I just thought that I was getting everything back together, school, work, money, and friends, but then the bomb went off. I had just learned to manage each of them and then my friends just seemed to push me or they don't want to reach out and try to talk to me. I do reach and try but then something happens and i get pushed right back away farther than before. I have tried to watch what i say and do, and try to be a better friend but it doesn't seem like this is helping. It is sad that I have to start finding new people to talk to and hang with cause none of my old friends ever want me around. I don't have much voice when I talk to them and most of the time I am just talked over and it really makes me sick. My old and (what i thought) true friend seems to be the one who doesn't want me around. This past weekend was the proof of it because she didn't talk to me at all and Sunday night she and the other girl I hang with on my floor went to dinner and didn't even invite me. This kinda told me that I wasn't wanted and wasn't even valuable tot hem. It seems that if I am not around I am considered to be not considered. The famous phrase "out of sight, out of mind." I know I can't ask that they always think of me and be around me but I just want them to know that I am (or was) a friend that is still alive and wants to hang with everyone as well. I am just hoping that this is not the end of the friendship and that they don't cut me out completely. I know that sounds harsh but that is where I see this heading. I just ask that you pray that I do what I need and say what is best and helpfully I can make this better and not loose them.

I know that the last two posts have been sad but I just hope that getting this out of my head and onto paper would just help me think better.

Tuesday, February 2, 2010

UGH!!!!!

I will start out on a good note...My sermon went well. My youth pastor gave me good comments and everyone afterwards said pretty much the same thing. I hope to eventually get the voice recording my youth pastor did for me on her so u could listen and then put up the slide show to follow but that might not be for a long time.

To the real reason why I am posting another blog is this:

Pray for me I am having a hard time making ends meet. I got a job that pays well, I have a car that is working fine, but the money is going to that car and the gas it eats. I hate not knowing how far my next check will last. I have stopped going home and I am only going home on 3-day weekends and breaks (which adds up to be once a month). I have gas ($55 a tank), insurance, and a $1,000 bill to pay off, and this is all not counting school stuff. I have just hit my last string having to deal with it. Though of course that is not the only problem.

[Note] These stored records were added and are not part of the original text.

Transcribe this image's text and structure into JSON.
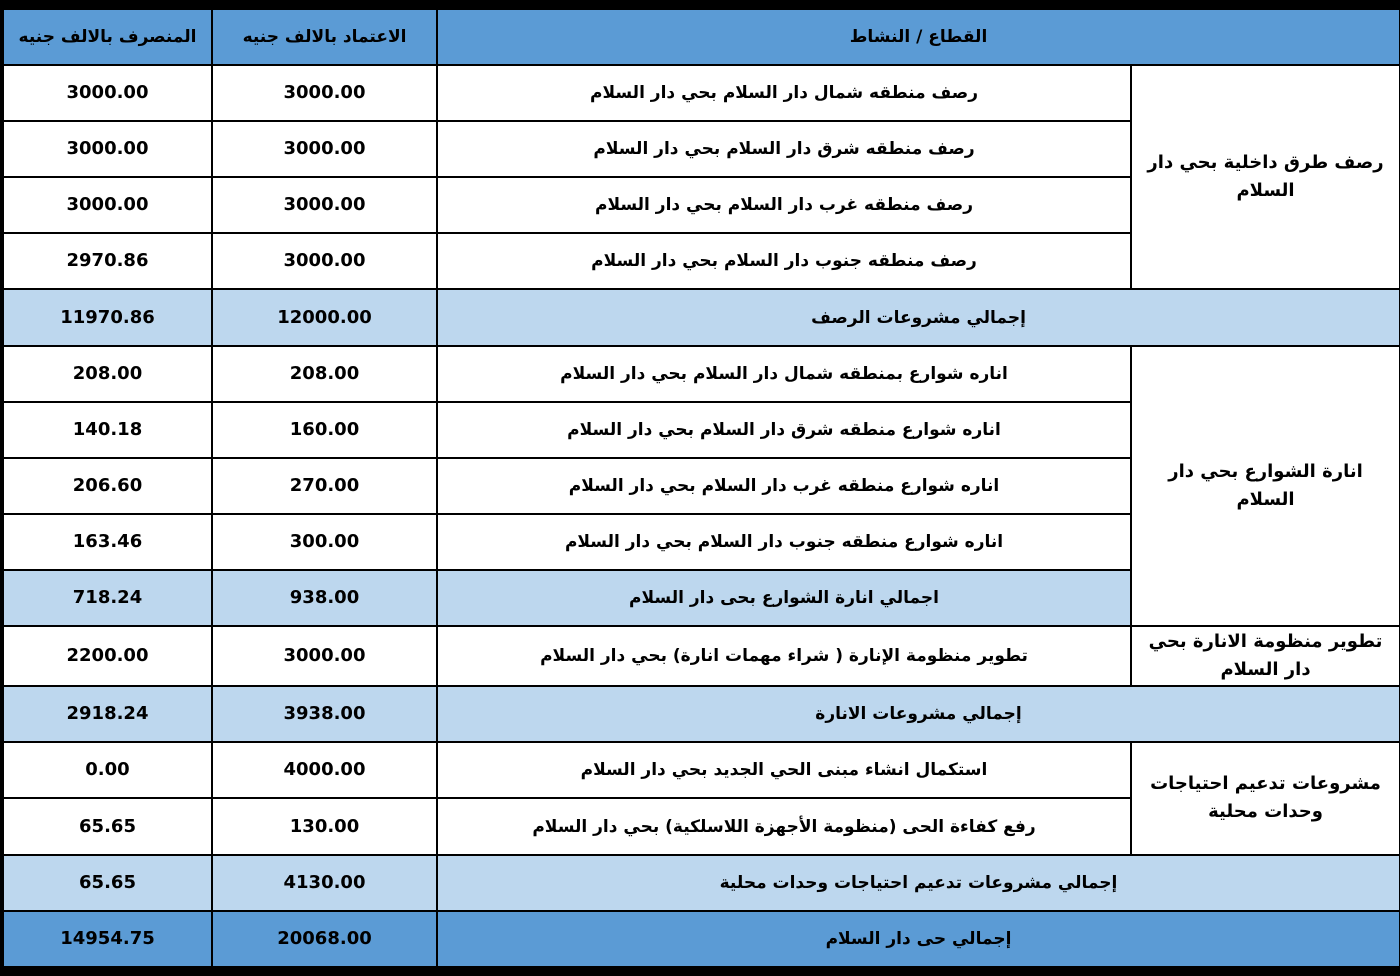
{
  "header": {
    "sector_activity": "القطاع / النشاط",
    "approved": "الاعتماد بالالف جنيه",
    "spent": "المنصرف بالالف جنيه"
  },
  "groups": [
    {
      "sector": "رصف طرق داخلية بحي دار السلام",
      "rows": [
        {
          "activity": "رصف منطقه شمال دار السلام بحي دار السلام",
          "approved": "3000.00",
          "spent": "3000.00"
        },
        {
          "activity": "رصف منطقه شرق دار السلام  بحي دار السلام",
          "approved": "3000.00",
          "spent": "3000.00"
        },
        {
          "activity": "رصف منطقه غرب دار السلام بحي دار السلام",
          "approved": "3000.00",
          "spent": "3000.00"
        },
        {
          "activity": "رصف منطقه جنوب دار السلام بحي دار السلام",
          "approved": "3000.00",
          "spent": "2970.86"
        }
      ],
      "total": {
        "label": "إجمالي مشروعات الرصف",
        "approved": "12000.00",
        "spent": "11970.86"
      }
    },
    {
      "sector": "انارة الشوارع بحي دار السلام",
      "rows": [
        {
          "activity": "اناره شوارع بمنطقه شمال دار السلام بحي دار السلام",
          "approved": "208.00",
          "spent": "208.00"
        },
        {
          "activity": "اناره شوارع منطقه شرق دار السلام بحي دار السلام",
          "approved": "160.00",
          "spent": "140.18"
        },
        {
          "activity": "اناره شوارع منطقه غرب دار السلام بحي دار السلام",
          "approved": "270.00",
          "spent": "206.60"
        },
        {
          "activity": "اناره شوارع منطقه جنوب دار السلام بحي دار السلام",
          "approved": "300.00",
          "spent": "163.46"
        }
      ],
      "total": {
        "label": "اجمالي انارة الشوارع بحى دار السلام",
        "approved": "938.00",
        "spent": "718.24"
      }
    },
    {
      "sector": "تطوير منظومة الانارة بحي دار السلام",
      "rows": [
        {
          "activity": "تطوير منظومة الإنارة  ( شراء مهمات انارة) بحي دار السلام",
          "approved": "3000.00",
          "spent": "2200.00"
        }
      ],
      "total": {
        "label": "إجمالي مشروعات الانارة",
        "approved": "3938.00",
        "spent": "2918.24"
      }
    },
    {
      "sector": "مشروعات تدعيم احتياجات وحدات محلية",
      "rows": [
        {
          "activity": "استكمال انشاء مبنى الحي الجديد بحي دار السلام",
          "approved": "4000.00",
          "spent": "0.00"
        },
        {
          "activity": "رفع كفاءة الحى (منظومة الأجهزة اللاسلكية) بحي دار السلام",
          "approved": "130.00",
          "spent": "65.65"
        }
      ],
      "total": {
        "label": "إجمالي مشروعات تدعيم احتياجات وحدات محلية",
        "approved": "4130.00",
        "spent": "65.65"
      }
    }
  ],
  "grand_total": {
    "label": "إجمالي حى دار السلام",
    "approved": "20068.00",
    "spent": "14954.75"
  },
  "colors": {
    "header": "#5b9bd5",
    "subtotal": "#bdd7ee",
    "border": "#000000"
  }
}
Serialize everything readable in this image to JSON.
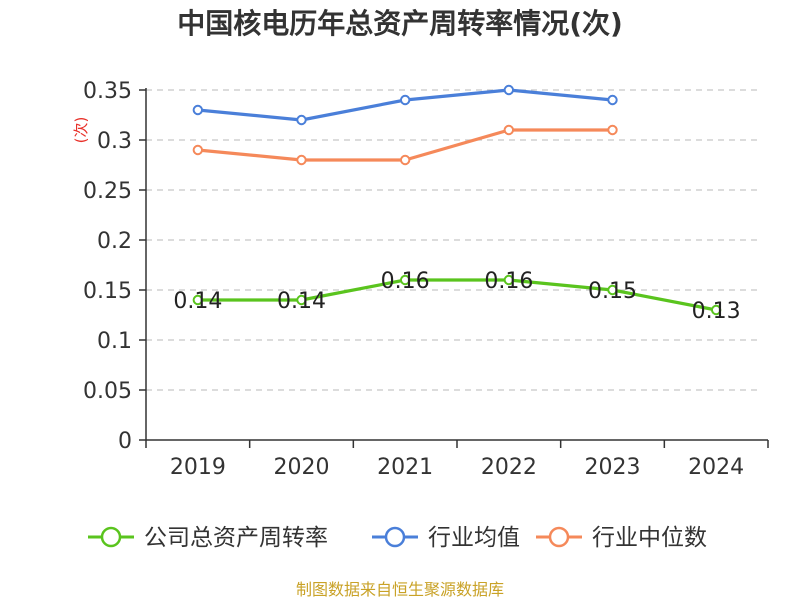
{
  "chart_data": {
    "type": "line",
    "title": "中国核电历年总资产周转率情况(次)",
    "xlabel": "",
    "ylabel": "(次)",
    "categories": [
      "2019",
      "2020",
      "2021",
      "2022",
      "2023",
      "2024"
    ],
    "ylim": [
      0,
      0.35
    ],
    "yticks": [
      "0",
      "0.05",
      "0.1",
      "0.15",
      "0.2",
      "0.25",
      "0.3",
      "0.35"
    ],
    "ytick_values": [
      0,
      0.05,
      0.1,
      0.15,
      0.2,
      0.25,
      0.3,
      0.35
    ],
    "grid": true,
    "legend_position": "bottom",
    "series": [
      {
        "name": "公司总资产周转率",
        "color": "#5ac41e",
        "values": [
          0.14,
          0.14,
          0.16,
          0.16,
          0.15,
          0.13
        ],
        "labels": [
          "0.14",
          "0.14",
          "0.16",
          "0.16",
          "0.15",
          "0.13"
        ]
      },
      {
        "name": "行业均值",
        "color": "#4a7fd9",
        "values": [
          0.33,
          0.32,
          0.34,
          0.35,
          0.34,
          null
        ]
      },
      {
        "name": "行业中位数",
        "color": "#f5895a",
        "values": [
          0.29,
          0.28,
          0.28,
          0.31,
          0.31,
          null
        ]
      }
    ],
    "source": "制图数据来自恒生聚源数据库"
  }
}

On top of money I have a problem with my schedule. I go to classes all day then work two to four hours on top of that, which usually leaves me with being tired and not wanting to do anything. That means I dont get homework done. Not a good thing.

Then I also feel like I am lossing contact with my friends because I never get to see them. So that means I never know what they are doing and can never go out with them because I have no money. There are some days that I never see them other than chapel. Life has just gotten so busy and I cant do anything about it without hurting another area in my life.

It is hard to wake up everyday knowing that life doesn't seem to be getting better. I know that unless God does a miracle I am stuck in this situation till school is over. And I am dead serious about that.

Just lift up a prayer for strength and guidance. I just need higher help. Thank you all and love you all.